Mia Wallace was the first on-screen babe I ever was electrified by. I mean, Alicia Silverstone was up there too, but she was a teeny-bopper. Mia Wallace is a fucking woman…a gun toting, coke snorting, Al Green dancing hot piece of cunt.
My father was working at Disney (which owned Miramax at the time) and he did everything in his power to keep me from seeing this at the age of 12. He kept the VHS screener under lock and key. Luckily, I’m smart as a whip and went to a friend’s house whose parents didn’t give a fuck if we saw a man getting anal-raped, or Mia Wallace having Adrenaline shot into her heart, or even Travolta shooting heroine (which, combined with the soundtrack, makes for one of the best visual/audio combos since the talkies were invented). I still remember the look on my Dad’s face when I told him I saw it. And don’t get me wrong, my Dad is gangsta…he introduced me to T2: Judgement Day when I was in Kindergarten.
This movie had such a profound effect on me, in oh so many ways: I came out to Miserlou at my Bar-Mitzvah, I wanted to be Vincent Vega, and for some reason, this movie set the standard for which all future movies would be judged. Fun fact: QT has a major foot fetish, for Uma in particular, and that’s why her feet are all over Pulp Fiction (in the scene where Vince picks her up, we focus on her feet, she arches one behind the other and says “let’s go”) and all over Kill Bill. Perhaps this is why I am aroused by the site of a schtupable babe with pretty feet nowadays. Either way…Mia Wallace, you, Ali McGraw in Love Story, and Elaine Robinson in The Graduate are the sole reason I have grown to love (women) of cinema. You’re the reason I died and went to heaven, (or hell), to work in Hollywood.
To this day, Pulp Fiction remains legendary, not only because its content was brilliant, but also because it was the first indie-movie to reach the $100 million dollar mark (calculated in Box office receipts).
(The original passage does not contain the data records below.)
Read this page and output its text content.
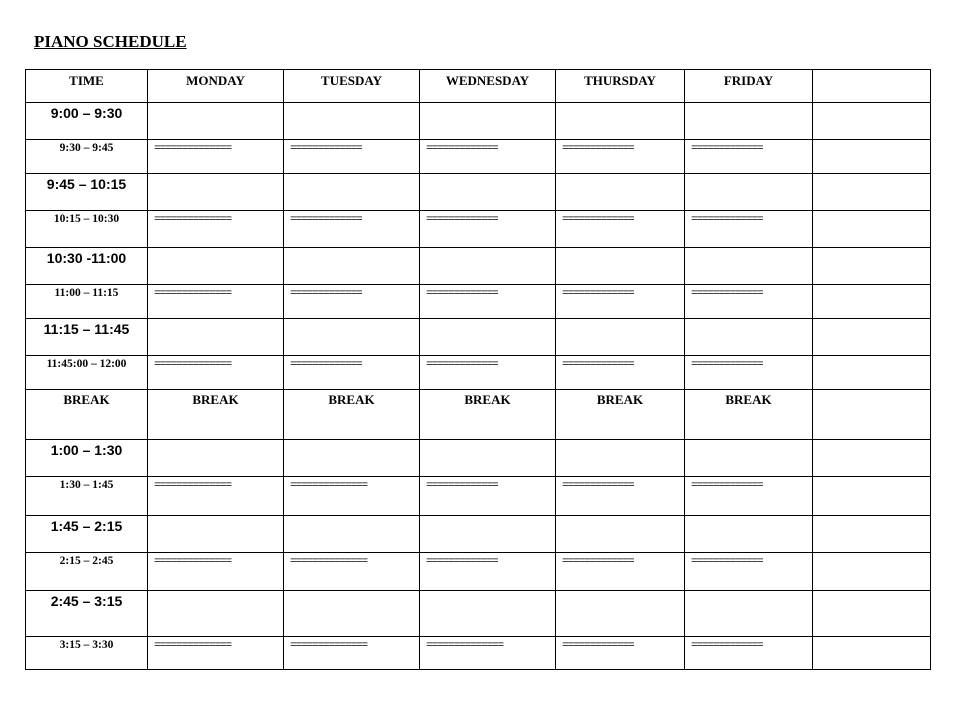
PIANO SCHEDULE
TIME	MONDAY	TUESDAY	WEDNESDAY	THURSDAY	FRIDAY	
9:00 – 9:30						
9:30 – 9:45	==============	=============	=============	=============	=============	
9:45 – 10:15						
10:15 – 10:30	==============	=============	=============	=============	=============	
10:30 -11:00						
11:00 – 11:15	==============	=============	=============	=============	=============	
11:15 – 11:45						
11:45:00 – 12:00	==============	=============	=============	=============	=============	
BREAK	BREAK	BREAK	BREAK	BREAK	BREAK	
1:00 – 1:30						
1:30 – 1:45	==============	==============	=============	=============	=============	
1:45 – 2:15						
2:15 – 2:45	==============	==============	=============	=============	=============	
2:45 – 3:15						
3:15 – 3:30	==============	==============	==============	=============	=============	
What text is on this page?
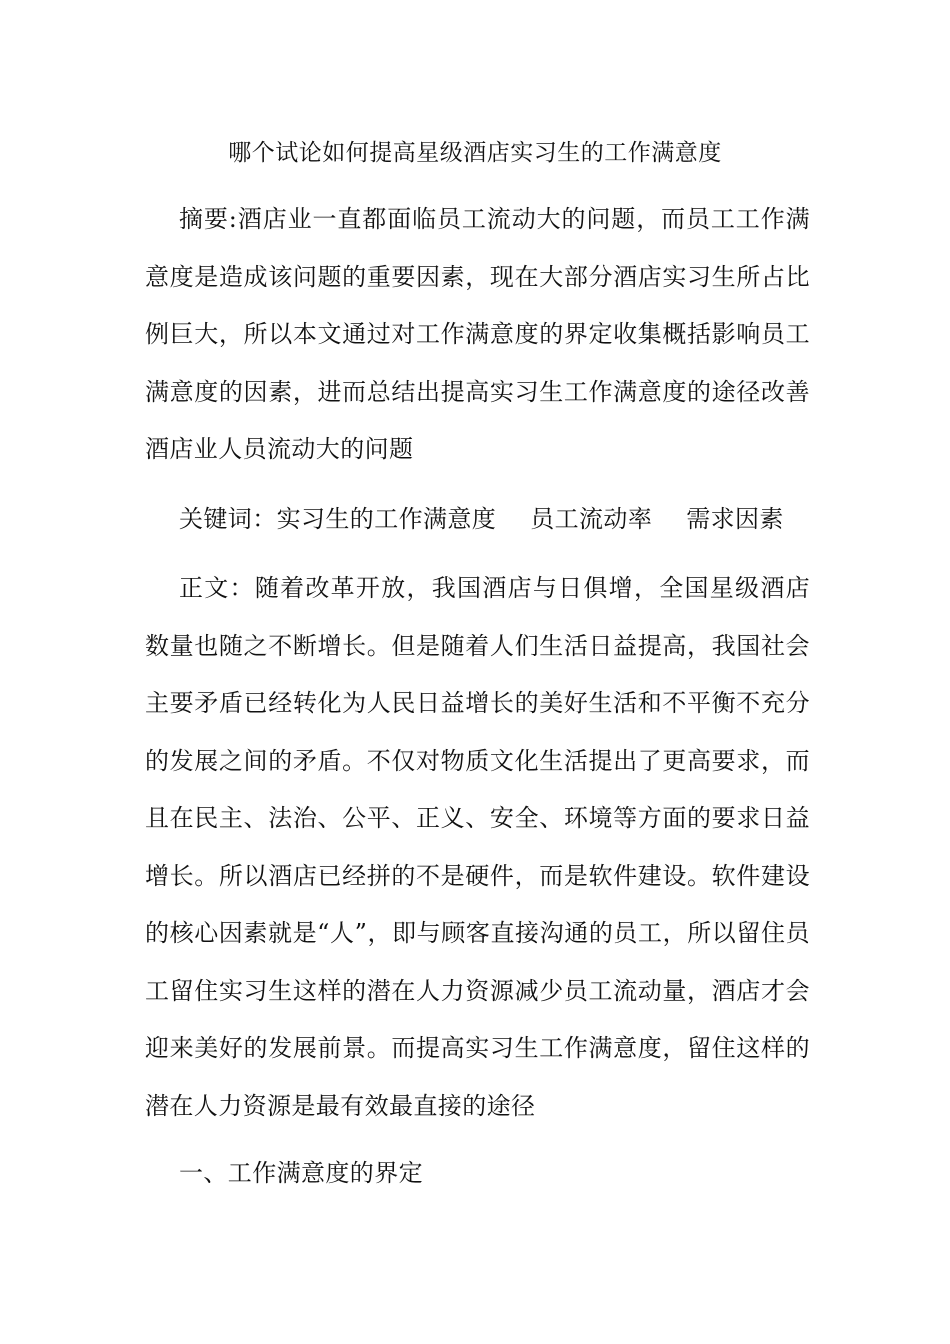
哪个试论如何提高星级酒店实习生的工作满意度

摘要:酒店业一直都面临员工流动大的问题，而员工工作满意度是造成该问题的重要因素，现在大部分酒店实习生所占比例巨大，所以本文通过对工作满意度的界定收集概括影响员工满意度的因素，进而总结出提高实习生工作满意度的途径改善酒店业人员流动大的问题

关键词：实习生的工作满意度 员工流动率 需求因素

正文：随着改革开放，我国酒店与日俱增，全国星级酒店数量也随之不断增长。但是随着人们生活日益提高，我国社会主要矛盾已经转化为人民日益增长的美好生活和不平衡不充分的发展之间的矛盾。不仅对物质文化生活提出了更高要求，而且在民主、法治、公平、正义、安全、环境等方面的要求日益增长。所以酒店已经拼的不是硬件，而是软件建设。软件建设的核心因素就是“人”，即与顾客直接沟通的员工，所以留住员工留住实习生这样的潜在人力资源减少员工流动量，酒店才会迎来美好的发展前景。而提高实习生工作满意度，留住这样的潜在人力资源是最有效最直接的途径

一、工作满意度的界定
Lemme drop some knowledge on you: this movie is how Quentin Tarantino went from video store dorkus malorkus to the Mickey Mouse of Miramax (he’s really their mascot — not for Miramax anymore, because Disney dropped them like Harvey drops a tuna sando after he tried to distribute Faren-9/11, but QT is now the only thing keeping The Weinstein Co afloat…which will either be back in biz, or bankrupt, pending what happens with Inglorious Basterds). They can’t market/distribute any other movies until they see what happens with Basterds.